When I finally bought my gaming PC, I configured my own at CyberpowerPC. Now, I don't work for them or have any affiliation, I'm just giving you an option you may have not seen. If you post those high-low specs on their forums (don't configure on your own - ask the people on the forums) there are friendly users with a great knowledge of that site and what should be upgraded and what you can bypass. If there's a way to get a solid config at your price point, they will find it. Or, they will tell you how much higher you should probably go to get the bare minimum.
Another option is the Best Buy site, use the navigation and filters - check the minimum specs off on the side (i5, i7, Ryzen 8; 8 GBs ram, etc) and put in a maximum of $500 for the cost. When I did this, I did get some options, but all of them have the on-board graphics cards, which @jpkarlsen has said is too weak.
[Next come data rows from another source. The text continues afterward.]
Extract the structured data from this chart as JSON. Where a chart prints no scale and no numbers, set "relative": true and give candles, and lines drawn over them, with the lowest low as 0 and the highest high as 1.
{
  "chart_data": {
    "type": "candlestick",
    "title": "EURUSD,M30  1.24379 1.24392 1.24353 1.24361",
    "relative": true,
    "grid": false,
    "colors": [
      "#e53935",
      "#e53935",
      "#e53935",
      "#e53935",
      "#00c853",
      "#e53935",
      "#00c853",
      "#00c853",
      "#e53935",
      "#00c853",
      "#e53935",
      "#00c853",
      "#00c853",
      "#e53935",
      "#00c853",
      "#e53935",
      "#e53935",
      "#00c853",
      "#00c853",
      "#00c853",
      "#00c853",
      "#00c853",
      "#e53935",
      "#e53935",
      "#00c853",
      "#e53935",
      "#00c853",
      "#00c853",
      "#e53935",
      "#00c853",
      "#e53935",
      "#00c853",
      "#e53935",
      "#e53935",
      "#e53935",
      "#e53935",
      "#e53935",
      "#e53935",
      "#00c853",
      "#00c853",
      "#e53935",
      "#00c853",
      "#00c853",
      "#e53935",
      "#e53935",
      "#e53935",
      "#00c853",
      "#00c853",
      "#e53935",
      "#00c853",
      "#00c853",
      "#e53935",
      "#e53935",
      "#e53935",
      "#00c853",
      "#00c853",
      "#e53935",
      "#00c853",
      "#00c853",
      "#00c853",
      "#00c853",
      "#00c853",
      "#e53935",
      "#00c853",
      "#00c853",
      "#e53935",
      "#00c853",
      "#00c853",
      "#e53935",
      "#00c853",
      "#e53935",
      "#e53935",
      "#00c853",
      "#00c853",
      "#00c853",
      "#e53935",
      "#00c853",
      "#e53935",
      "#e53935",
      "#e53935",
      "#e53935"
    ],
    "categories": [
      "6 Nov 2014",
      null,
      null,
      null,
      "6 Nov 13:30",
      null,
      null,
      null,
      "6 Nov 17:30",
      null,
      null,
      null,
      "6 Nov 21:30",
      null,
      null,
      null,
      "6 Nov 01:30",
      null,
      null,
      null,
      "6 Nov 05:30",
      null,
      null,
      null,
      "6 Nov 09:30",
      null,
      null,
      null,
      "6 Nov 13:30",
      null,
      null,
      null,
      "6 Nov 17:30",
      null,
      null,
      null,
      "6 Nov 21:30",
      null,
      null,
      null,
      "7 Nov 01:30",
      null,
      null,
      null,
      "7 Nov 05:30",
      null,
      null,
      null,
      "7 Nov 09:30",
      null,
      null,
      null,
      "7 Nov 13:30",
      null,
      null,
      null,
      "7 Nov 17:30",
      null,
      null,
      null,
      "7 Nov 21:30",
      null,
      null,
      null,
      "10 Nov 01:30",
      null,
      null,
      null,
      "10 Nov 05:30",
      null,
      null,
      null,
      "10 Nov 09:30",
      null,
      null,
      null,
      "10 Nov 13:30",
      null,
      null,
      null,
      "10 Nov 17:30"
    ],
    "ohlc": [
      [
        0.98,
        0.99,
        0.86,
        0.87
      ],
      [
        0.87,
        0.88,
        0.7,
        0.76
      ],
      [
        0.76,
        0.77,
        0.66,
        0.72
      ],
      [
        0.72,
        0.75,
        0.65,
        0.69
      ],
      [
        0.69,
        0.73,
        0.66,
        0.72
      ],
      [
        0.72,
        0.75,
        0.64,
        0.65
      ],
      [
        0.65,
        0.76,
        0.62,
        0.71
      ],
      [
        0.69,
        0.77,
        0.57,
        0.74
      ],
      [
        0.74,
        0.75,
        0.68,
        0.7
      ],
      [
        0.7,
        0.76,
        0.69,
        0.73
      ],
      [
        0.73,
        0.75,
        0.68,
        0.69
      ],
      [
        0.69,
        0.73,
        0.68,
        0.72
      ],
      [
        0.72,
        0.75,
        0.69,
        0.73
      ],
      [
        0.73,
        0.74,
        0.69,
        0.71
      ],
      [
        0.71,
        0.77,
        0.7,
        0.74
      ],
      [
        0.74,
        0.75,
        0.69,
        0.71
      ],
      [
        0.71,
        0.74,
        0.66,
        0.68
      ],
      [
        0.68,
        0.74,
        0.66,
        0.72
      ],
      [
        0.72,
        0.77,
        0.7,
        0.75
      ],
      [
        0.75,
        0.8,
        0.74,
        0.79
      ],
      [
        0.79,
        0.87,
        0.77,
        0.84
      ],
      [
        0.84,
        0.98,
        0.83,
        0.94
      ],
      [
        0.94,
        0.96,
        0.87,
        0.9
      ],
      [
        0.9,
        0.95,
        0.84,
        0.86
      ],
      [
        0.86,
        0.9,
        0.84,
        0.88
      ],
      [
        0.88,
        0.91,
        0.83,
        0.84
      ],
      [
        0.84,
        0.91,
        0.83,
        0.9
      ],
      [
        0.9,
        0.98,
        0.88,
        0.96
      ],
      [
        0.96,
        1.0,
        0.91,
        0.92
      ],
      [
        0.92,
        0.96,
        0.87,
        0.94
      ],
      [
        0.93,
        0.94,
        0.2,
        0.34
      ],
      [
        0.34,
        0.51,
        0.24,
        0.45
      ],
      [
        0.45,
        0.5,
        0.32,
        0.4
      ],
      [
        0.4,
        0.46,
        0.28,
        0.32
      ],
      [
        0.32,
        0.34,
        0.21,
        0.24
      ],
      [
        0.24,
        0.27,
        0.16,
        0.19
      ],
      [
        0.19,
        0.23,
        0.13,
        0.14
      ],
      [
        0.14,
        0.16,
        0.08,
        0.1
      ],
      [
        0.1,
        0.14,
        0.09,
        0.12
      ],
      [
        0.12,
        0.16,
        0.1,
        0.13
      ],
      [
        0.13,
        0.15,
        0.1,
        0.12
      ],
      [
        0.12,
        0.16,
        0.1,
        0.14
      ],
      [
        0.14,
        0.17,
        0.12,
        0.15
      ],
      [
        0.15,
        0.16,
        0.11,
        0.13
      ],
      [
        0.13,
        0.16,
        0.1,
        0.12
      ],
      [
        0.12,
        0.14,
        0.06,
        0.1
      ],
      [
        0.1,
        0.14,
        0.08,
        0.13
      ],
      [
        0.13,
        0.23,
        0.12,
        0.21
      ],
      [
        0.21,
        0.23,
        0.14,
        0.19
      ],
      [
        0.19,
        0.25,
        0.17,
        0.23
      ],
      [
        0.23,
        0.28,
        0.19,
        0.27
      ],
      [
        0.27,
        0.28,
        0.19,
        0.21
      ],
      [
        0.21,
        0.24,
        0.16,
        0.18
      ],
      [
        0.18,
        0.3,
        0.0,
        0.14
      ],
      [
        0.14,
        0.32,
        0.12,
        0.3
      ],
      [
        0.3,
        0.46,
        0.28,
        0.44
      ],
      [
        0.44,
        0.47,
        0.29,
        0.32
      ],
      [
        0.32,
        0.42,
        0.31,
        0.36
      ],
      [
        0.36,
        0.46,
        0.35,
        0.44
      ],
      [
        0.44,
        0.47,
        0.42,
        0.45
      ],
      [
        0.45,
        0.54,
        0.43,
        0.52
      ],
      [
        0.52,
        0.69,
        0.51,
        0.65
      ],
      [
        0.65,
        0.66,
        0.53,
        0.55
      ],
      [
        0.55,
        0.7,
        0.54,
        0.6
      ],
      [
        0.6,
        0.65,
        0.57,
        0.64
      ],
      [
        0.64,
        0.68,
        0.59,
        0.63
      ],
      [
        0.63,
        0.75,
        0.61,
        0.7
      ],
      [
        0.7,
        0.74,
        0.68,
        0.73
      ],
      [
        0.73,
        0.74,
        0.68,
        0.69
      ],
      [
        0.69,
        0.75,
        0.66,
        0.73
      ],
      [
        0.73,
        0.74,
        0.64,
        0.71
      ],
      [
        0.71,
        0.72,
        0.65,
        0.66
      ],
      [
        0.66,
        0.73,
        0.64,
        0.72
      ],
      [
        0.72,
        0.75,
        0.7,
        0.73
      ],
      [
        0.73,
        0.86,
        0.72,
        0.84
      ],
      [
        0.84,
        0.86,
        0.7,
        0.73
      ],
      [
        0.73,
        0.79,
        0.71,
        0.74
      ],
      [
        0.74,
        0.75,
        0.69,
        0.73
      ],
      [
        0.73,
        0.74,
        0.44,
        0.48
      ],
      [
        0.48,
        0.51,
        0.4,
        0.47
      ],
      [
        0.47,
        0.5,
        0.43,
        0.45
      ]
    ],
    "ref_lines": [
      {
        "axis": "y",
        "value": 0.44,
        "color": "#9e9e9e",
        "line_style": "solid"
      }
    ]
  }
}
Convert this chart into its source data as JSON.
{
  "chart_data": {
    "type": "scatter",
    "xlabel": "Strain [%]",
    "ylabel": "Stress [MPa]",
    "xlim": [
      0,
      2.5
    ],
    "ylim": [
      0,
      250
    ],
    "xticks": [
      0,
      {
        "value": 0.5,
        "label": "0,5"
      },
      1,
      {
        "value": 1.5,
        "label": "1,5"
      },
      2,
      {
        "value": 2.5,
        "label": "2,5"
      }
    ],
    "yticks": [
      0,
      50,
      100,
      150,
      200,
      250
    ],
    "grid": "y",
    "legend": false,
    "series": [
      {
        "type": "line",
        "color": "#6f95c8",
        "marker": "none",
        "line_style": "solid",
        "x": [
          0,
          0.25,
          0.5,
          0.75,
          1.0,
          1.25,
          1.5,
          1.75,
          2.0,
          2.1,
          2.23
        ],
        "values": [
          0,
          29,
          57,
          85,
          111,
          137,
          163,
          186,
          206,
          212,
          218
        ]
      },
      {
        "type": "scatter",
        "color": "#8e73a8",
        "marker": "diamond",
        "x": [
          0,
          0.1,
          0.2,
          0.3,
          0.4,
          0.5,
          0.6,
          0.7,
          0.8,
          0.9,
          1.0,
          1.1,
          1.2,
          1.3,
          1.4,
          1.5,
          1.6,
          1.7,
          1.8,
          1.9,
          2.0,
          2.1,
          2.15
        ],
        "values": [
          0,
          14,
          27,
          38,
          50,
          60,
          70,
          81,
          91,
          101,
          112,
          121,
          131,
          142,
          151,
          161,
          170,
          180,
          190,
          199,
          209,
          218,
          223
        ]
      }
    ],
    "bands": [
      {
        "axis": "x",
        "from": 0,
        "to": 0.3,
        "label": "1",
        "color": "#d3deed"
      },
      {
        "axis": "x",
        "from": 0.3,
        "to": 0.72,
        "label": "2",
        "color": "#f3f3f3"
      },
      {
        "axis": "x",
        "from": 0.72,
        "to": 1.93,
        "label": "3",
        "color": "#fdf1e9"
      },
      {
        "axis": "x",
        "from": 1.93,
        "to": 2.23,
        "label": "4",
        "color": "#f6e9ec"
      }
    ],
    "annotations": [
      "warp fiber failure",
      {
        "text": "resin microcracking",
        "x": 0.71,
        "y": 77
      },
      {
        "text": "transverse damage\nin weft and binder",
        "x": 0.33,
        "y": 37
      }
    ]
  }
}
I don't know if you will be able to find a laptop with a dedicated graphics card for under $500.
So, I guess the question for @jpkarlsen - how bad is an integrated graphics card in a laptop, for a user dedicating the computer to just The Sims 4? Can it run without major glitches with Intel UHD Graphics 620?
- jpkarlsen7 years agoHero (Retired)
You can use an integrated graphics processor but at the cost of graphics quality. I recommend a dedicated card because one thing is what is required today another what may be required in the future. We have already seen an increase in minimum requirements with the recent expansions. I'm not sure we have seen the end of this. There also is the thing that you say only Sims 4 but what if there next year comes a new game you would like but can't play on a PC that is just "good enough" for Sims 4 and in a couple years we will likely see Sims 5 that are guaranteed to have higher demands. I have to keep these things in mind when recommending a PC or people might come back next year and say I gave them bad advice. Now if people decide to go under my recommendation it is entirely up to them if it turns out that they should have invested a bit more.